La clôture à Wall Street
| LA CLÔTURE DE WALL STREET |
Les valeurs américaines ont fini sans tendance précise mercredi au terme d'une séance indécise, les investisseurs s'interrogeant sur l'efficacité des mesures de soutien au secteur du refinancement hypothécaire pour enrayer la crise du marché immobilier.
L'indice Dow Jones a fini quasiment inchangé en hausse de 0,07% ou 9,36 points à 12.694,28 points, tandis que l'indice Standard & Poor's 500, référence des gérants de fonds, finissait lui aussi stable mais dans l'autre sens. Il a perdu 0,09% ou 1,27 point à 1.380,02 points.

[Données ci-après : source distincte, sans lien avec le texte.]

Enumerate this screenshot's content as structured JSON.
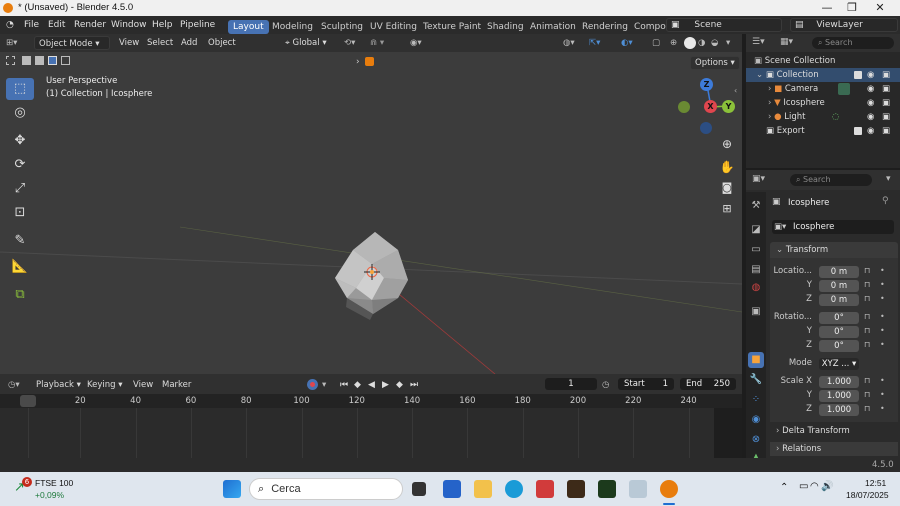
{
  "window": {
    "title": "* (Unsaved) - Blender 4.5.0"
  },
  "menu": [
    "File",
    "Edit",
    "Render",
    "Window",
    "Help",
    "Pipeline"
  ],
  "workspaces": [
    "Layout",
    "Modeling",
    "Sculpting",
    "UV Editing",
    "Texture Paint",
    "Shading",
    "Animation",
    "Rendering",
    "Compo"
  ],
  "active_workspace": "Layout",
  "scene_label": "Scene",
  "viewlayer_label": "ViewLayer",
  "viewport_header": {
    "mode": "Object Mode",
    "view": "View",
    "select": "Select",
    "add": "Add",
    "object": "Object",
    "orientation": "Global",
    "options": "Options"
  },
  "viewport_overlay": {
    "line1": "User Perspective",
    "line2": "(1) Collection | Icosphere"
  },
  "gizmo": {
    "x": "X",
    "y": "Y",
    "z": "Z"
  },
  "outliner": {
    "search_placeholder": "Search",
    "rows": [
      "Scene Collection",
      "Collection",
      "Camera",
      "Icosphere",
      "Light",
      "Export"
    ]
  },
  "properties": {
    "search_placeholder": "Search",
    "object_name": "Icosphere",
    "data_name": "Icosphere",
    "transform_label": "Transform",
    "location_label": "Locatio...",
    "loc": [
      "0 m",
      "0 m",
      "0 m"
    ],
    "rotation_label": "Rotatio...",
    "rot": [
      "0°",
      "0°",
      "0°"
    ],
    "axis_y": "Y",
    "axis_z": "Z",
    "mode_label": "Mode",
    "mode_value": "XYZ ...",
    "scale_label": "Scale X",
    "scale": [
      "1.000",
      "1.000",
      "1.000"
    ],
    "delta_label": "Delta Transform",
    "relations_label": "Relations"
  },
  "timeline": {
    "playback": "Playback",
    "keying": "Keying",
    "view": "View",
    "marker": "Marker",
    "current_frame": "1",
    "start_label": "Start",
    "start": "1",
    "end_label": "End",
    "end": "250",
    "ticks": [
      "1",
      "20",
      "40",
      "60",
      "80",
      "100",
      "120",
      "140",
      "160",
      "180",
      "200",
      "220",
      "240"
    ]
  },
  "status": {
    "version": "4.5.0"
  },
  "taskbar": {
    "ticker": "FTSE 100",
    "ticker_change": "+0,09%",
    "badge": "6",
    "search_placeholder": "Cerca",
    "time": "12:51",
    "date": "18/07/2025"
  },
  "colors": {
    "accent": "#4772b3",
    "viewport": "#3c3c3c",
    "x_axis": "#e0464e",
    "y_axis": "#8bc13a",
    "z_axis": "#3d7bd9"
  }
}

L'indice composite du marché Nasdaq a pour sa part gagné 0,37% ou 8,79 points à 2.353,78 points.
Après avoir ouvert en baisse puis s'être retourné à la hausse à l'annonce de la levée de certaines restrictions à l'investissement obtenues par les deux spécialistes américains du refinancement hypothécaire Fannie Mae et Freddie Mac , les marchés ont ensuite reperdu du terrain.
Les investisseurs se demandent si les sociétés de refinancement auront vraiment les ressources suffisantes pour empêcher une nouvelle détérioration du marché immobilier.

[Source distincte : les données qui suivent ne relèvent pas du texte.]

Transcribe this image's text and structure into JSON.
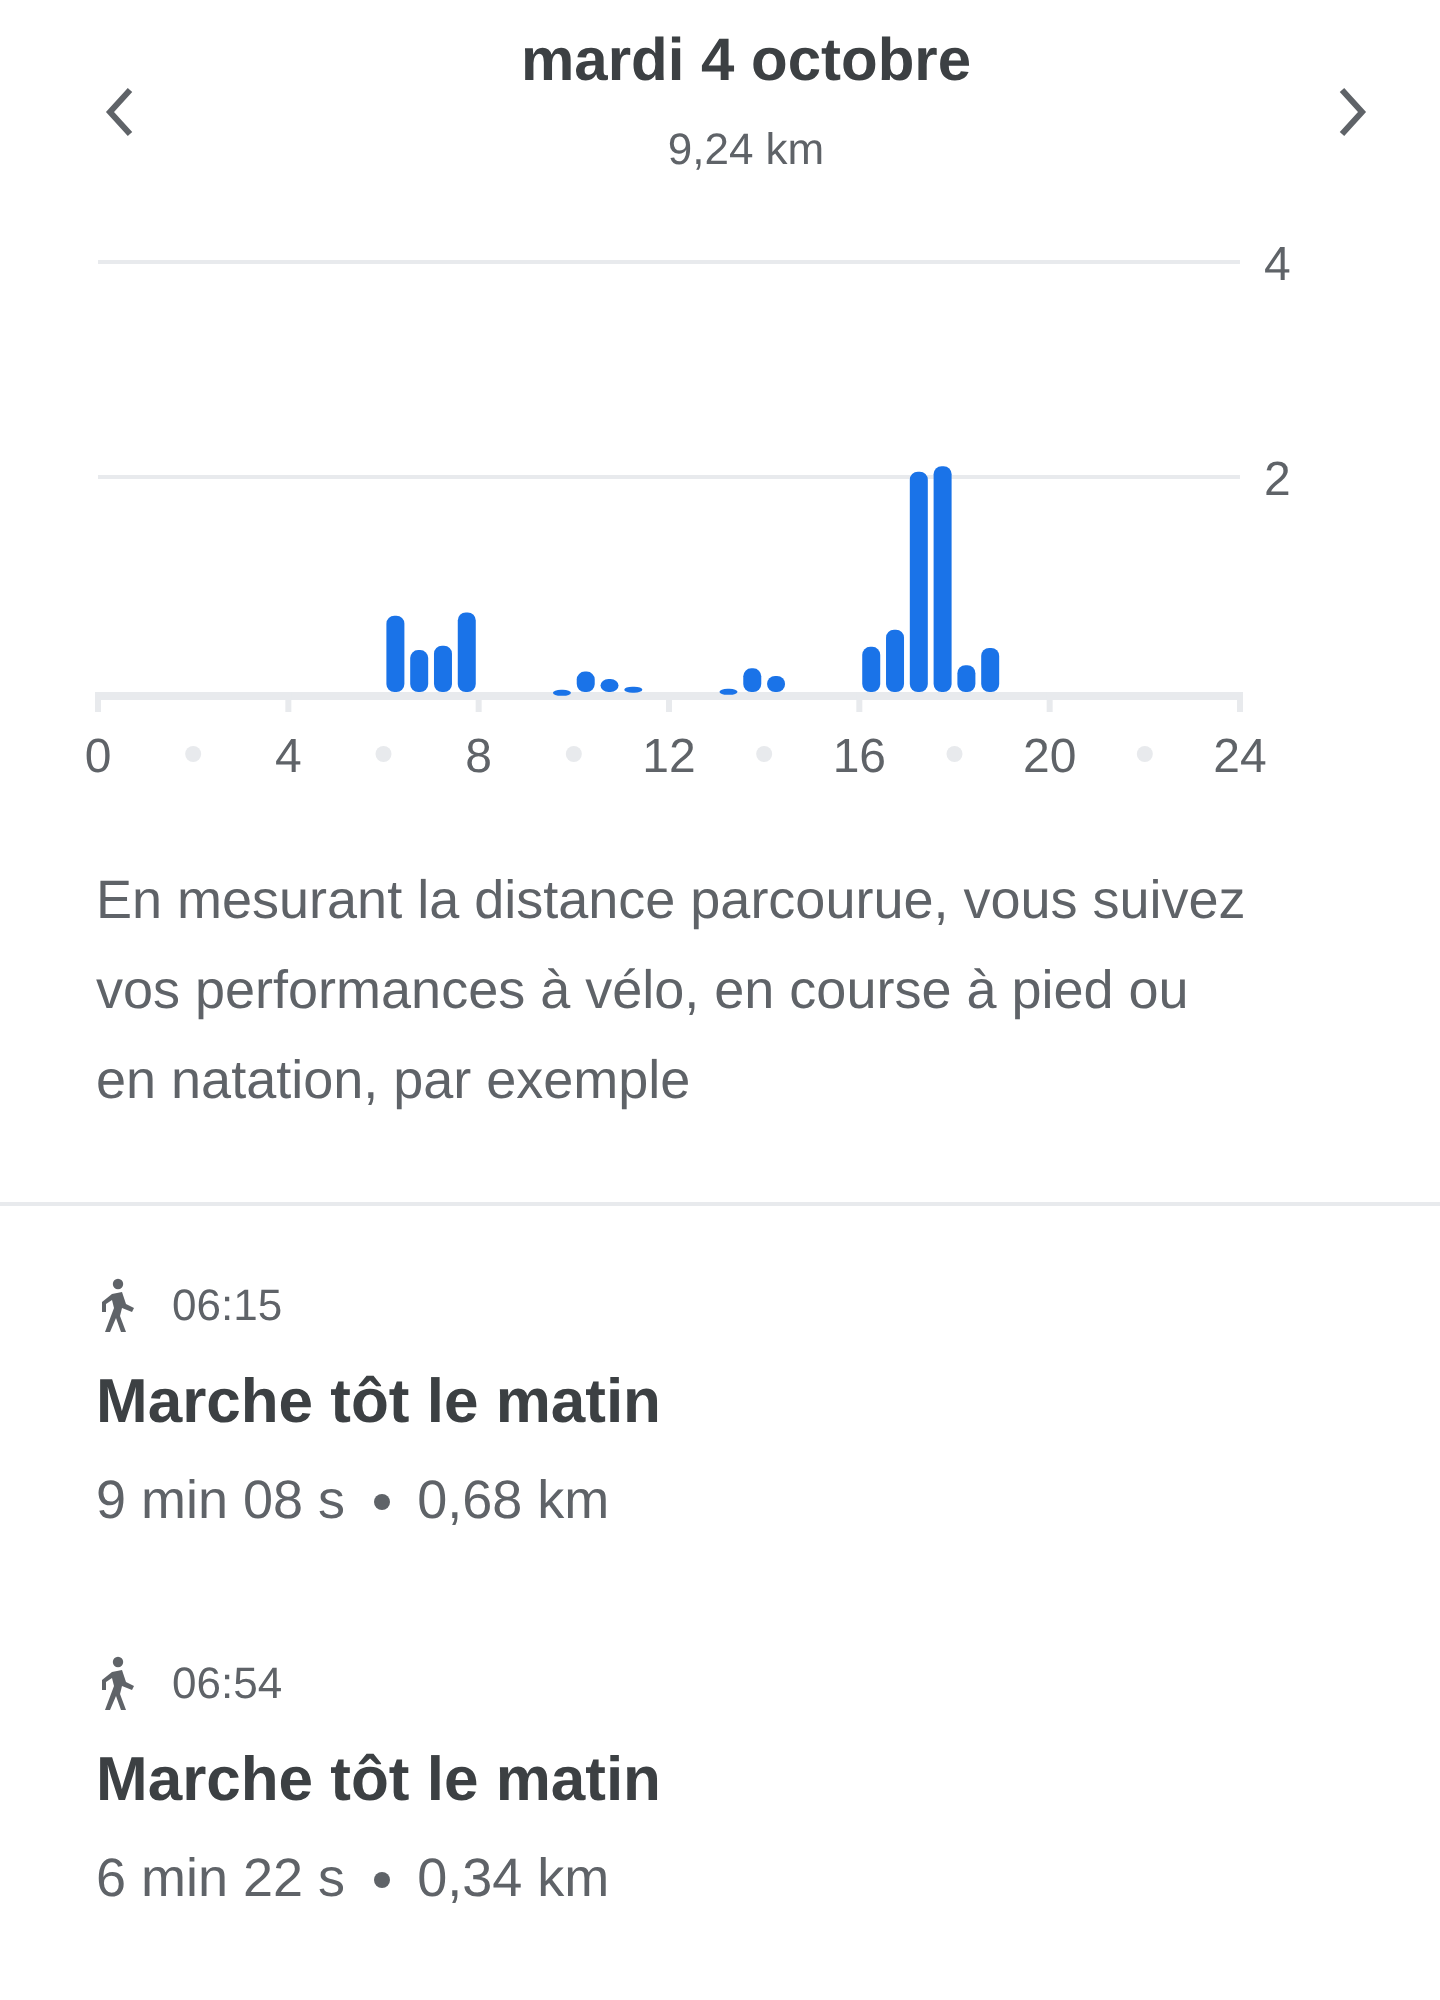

"Le logement est un problème, peut-être le plus important. Aussi tout chose qui l'aide est positive. Mais, au final, la question émerge : combien cela va-t-il vraiment faire, compte tenu du montant des fonds propres de Fannie et Freddie ?" résume Bill Stone, chez PNC Wealth Management.
Fannie Mae a finalement gagné 1,11% à 27,27 dollars, après avoir monté puis reculé, les investisseurs réfléchissant aussi à la perte de 3,6 milliards de dollars annoncée par le groupe au quatrième trimestre.

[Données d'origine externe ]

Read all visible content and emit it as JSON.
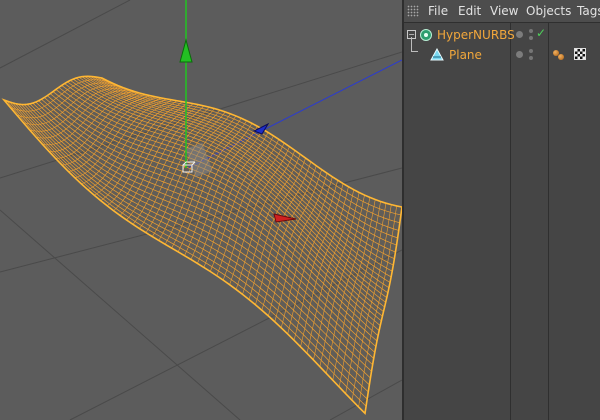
{
  "menu": {
    "file": "File",
    "edit": "Edit",
    "view": "View",
    "objects": "Objects",
    "tags": "Tags"
  },
  "objects": [
    {
      "name": "HyperNURBS",
      "icon": "hypernurbs-icon",
      "enabled_check": "✓"
    },
    {
      "name": "Plane",
      "icon": "plane-primitive-icon"
    }
  ],
  "colors": {
    "viewport_bg": "#5c5c5c",
    "wireframe": "#f0a030",
    "object_name": "#f2a73b",
    "axis_y": "#22c322",
    "axis_z": "#2233cc",
    "axis_x": "#cc2222"
  }
}
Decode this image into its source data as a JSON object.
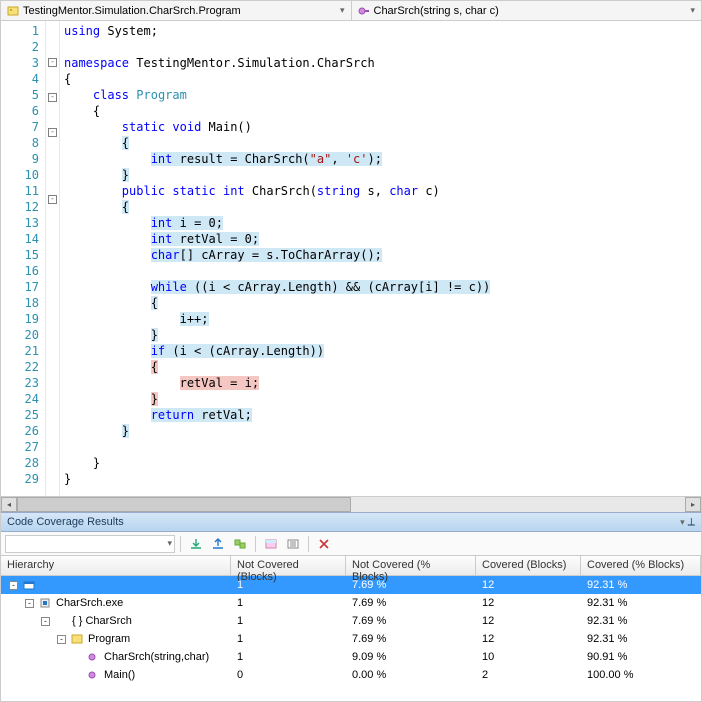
{
  "nav": {
    "class_path": "TestingMentor.Simulation.CharSrch.Program",
    "member": "CharSrch(string s, char c)"
  },
  "code_lines": [
    {
      "n": 1,
      "fold": "",
      "html": "<span class='kw'>using</span> System;"
    },
    {
      "n": 2,
      "fold": "",
      "html": ""
    },
    {
      "n": 3,
      "fold": "box",
      "html": "<span class='kw'>namespace</span> TestingMentor.Simulation.CharSrch"
    },
    {
      "n": 4,
      "fold": "",
      "html": "{"
    },
    {
      "n": 5,
      "fold": "box",
      "html": "    <span class='kw'>class</span> <span class='typ'>Program</span>"
    },
    {
      "n": 6,
      "fold": "",
      "html": "    {"
    },
    {
      "n": 7,
      "fold": "box",
      "html": "        <span class='kw'>static</span> <span class='kw'>void</span> Main()"
    },
    {
      "n": 8,
      "fold": "",
      "html": "        <span class='cov'>{</span>"
    },
    {
      "n": 9,
      "fold": "",
      "html": "            <span class='cov'><span class='kw'>int</span> result = CharSrch(<span class='str'>\"a\"</span>, <span class='str'>'c'</span>);</span>"
    },
    {
      "n": 10,
      "fold": "",
      "html": "        <span class='cov'>}</span>"
    },
    {
      "n": 11,
      "fold": "box",
      "html": "        <span class='kw'>public</span> <span class='kw'>static</span> <span class='kw'>int</span> CharSrch(<span class='kw'>string</span> s, <span class='kw'>char</span> c)"
    },
    {
      "n": 12,
      "fold": "",
      "html": "        <span class='cov'>{</span>"
    },
    {
      "n": 13,
      "fold": "",
      "html": "            <span class='cov'><span class='kw'>int</span> i = 0;</span>"
    },
    {
      "n": 14,
      "fold": "",
      "html": "            <span class='cov'><span class='kw'>int</span> retVal = 0;</span>"
    },
    {
      "n": 15,
      "fold": "",
      "html": "            <span class='cov'><span class='kw'>char</span>[] cArray = s.ToCharArray();</span>"
    },
    {
      "n": 16,
      "fold": "",
      "html": ""
    },
    {
      "n": 17,
      "fold": "",
      "html": "            <span class='cov'><span class='kw'>while</span> ((i &lt; cArray.Length) &amp;&amp; (cArray[i] != c))</span>"
    },
    {
      "n": 18,
      "fold": "",
      "html": "            <span class='cov'>{</span>"
    },
    {
      "n": 19,
      "fold": "",
      "html": "                <span class='cov'>i++;</span>"
    },
    {
      "n": 20,
      "fold": "",
      "html": "            <span class='cov'>}</span>"
    },
    {
      "n": 21,
      "fold": "",
      "html": "            <span class='cov'><span class='kw'>if</span> (i &lt; (cArray.Length))</span>"
    },
    {
      "n": 22,
      "fold": "",
      "html": "            <span class='uncov'>{</span>"
    },
    {
      "n": 23,
      "fold": "",
      "html": "                <span class='uncov'>retVal = i;</span>"
    },
    {
      "n": 24,
      "fold": "",
      "html": "            <span class='uncov'>}</span>"
    },
    {
      "n": 25,
      "fold": "",
      "html": "            <span class='cov'><span class='kw'>return</span> retVal;</span>"
    },
    {
      "n": 26,
      "fold": "",
      "html": "        <span class='cov'>}</span>"
    },
    {
      "n": 27,
      "fold": "",
      "html": ""
    },
    {
      "n": 28,
      "fold": "",
      "html": "    }"
    },
    {
      "n": 29,
      "fold": "",
      "html": "}"
    }
  ],
  "panel": {
    "title": "Code Coverage Results"
  },
  "grid": {
    "headers": {
      "h": "Hierarchy",
      "a": "Not Covered (Blocks)",
      "b": "Not Covered (% Blocks)",
      "c": "Covered (Blocks)",
      "d": "Covered (% Blocks)"
    },
    "rows": [
      {
        "indent": 0,
        "exp": "-",
        "icon": "root",
        "label": "",
        "a": "1",
        "b": "7.69 %",
        "c": "12",
        "d": "92.31 %",
        "sel": true
      },
      {
        "indent": 1,
        "exp": "-",
        "icon": "exe",
        "label": "CharSrch.exe",
        "a": "1",
        "b": "7.69 %",
        "c": "12",
        "d": "92.31 %"
      },
      {
        "indent": 2,
        "exp": "-",
        "icon": "ns",
        "label": "{ } CharSrch",
        "a": "1",
        "b": "7.69 %",
        "c": "12",
        "d": "92.31 %"
      },
      {
        "indent": 3,
        "exp": "-",
        "icon": "class",
        "label": "Program",
        "a": "1",
        "b": "7.69 %",
        "c": "12",
        "d": "92.31 %"
      },
      {
        "indent": 4,
        "exp": "",
        "icon": "method",
        "label": "CharSrch(string,char)",
        "a": "1",
        "b": "9.09 %",
        "c": "10",
        "d": "90.91 %"
      },
      {
        "indent": 4,
        "exp": "",
        "icon": "method",
        "label": "Main()",
        "a": "0",
        "b": "0.00 %",
        "c": "2",
        "d": "100.00 %"
      }
    ]
  }
}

D'autant que la société a estimé qu'il pourrait y avoir une détérioration "importante" du marché de l'immobilier alors que les ventes de logements neufs sont tombées en janvier à leur plus bas niveau depuis 13 ans.
Freddie Mac, numéro deux du secteur derrière Fannie, a reculé de 0,48% à 25,09 dollars.
IBM A NOUVEAU EN FORME
Certaines valeurs financières et immobilières ont tout de même été recherchées dans le sillage de ces levées de restrictions. L'indice Dow Jones des promoteurs-constructeurs s'est apprécié de 2,48%. La banque Citigroup a gagné 3,09% à 25,72 dollars.
Sinon, le marché n'a pas non plus de très bons indicateurs économiques à digérer.
Les ventes de logements neufs ont reculé davantage que prévu en janvier, pour tomber à leur niveau le plus bas en rythme annualisé depuis février 1995, il y a pratiquement 13 ans. Et le prix de vente médian des logements neufs a chuté à son niveau le plus bas jamais enregistré.
Les commandes de biens durables ont chuté plus fortement que prévu en janvier selon les chiffres publiés mercredi par le département du Commerce.
Dans ce contexte, les valeurs annonçant des nouvelles jugées positives ont tiré leur épingle du jeu. Ainsi International Business Machines a gagné 1,82% à 116,46 dollars.
Après avoir annoncé mardi un plan de rachat d'actions de 15 milliards de dollars, Big Blue s'est déclaré mercredi plus confiant sur ses activités aux Etats-Unis depuis le début de cette année qu'il ne l'était au quatrième trimestre 2007, allant à l'encontre des craintes sur un ralentissement de l'investissement des entreprises.
Toujours aux technologiques, Apple s'est apprécié de 3,2% à 122,96 dollars et Research In Motion, le fabricant canadien du Blackberry, de 3,48% à 111,50 dollars.
DreamWorks Animation SKG> s'est adjugé près de 5 à 25,65 dollars au lendemain de l'annonce d'un quatrième bénéficiaire grâce à une bonne demande pour son DVD "Shrek le troisième".
Dans un secteur analogue, la société de location de films en ligne Netlix a bondi de 11,83% à 32,43 dollars après avoir relevé ses prévisions trimestrielles et annuelles de résultat, de chiffre d'affaires et de nombre d'abonnés.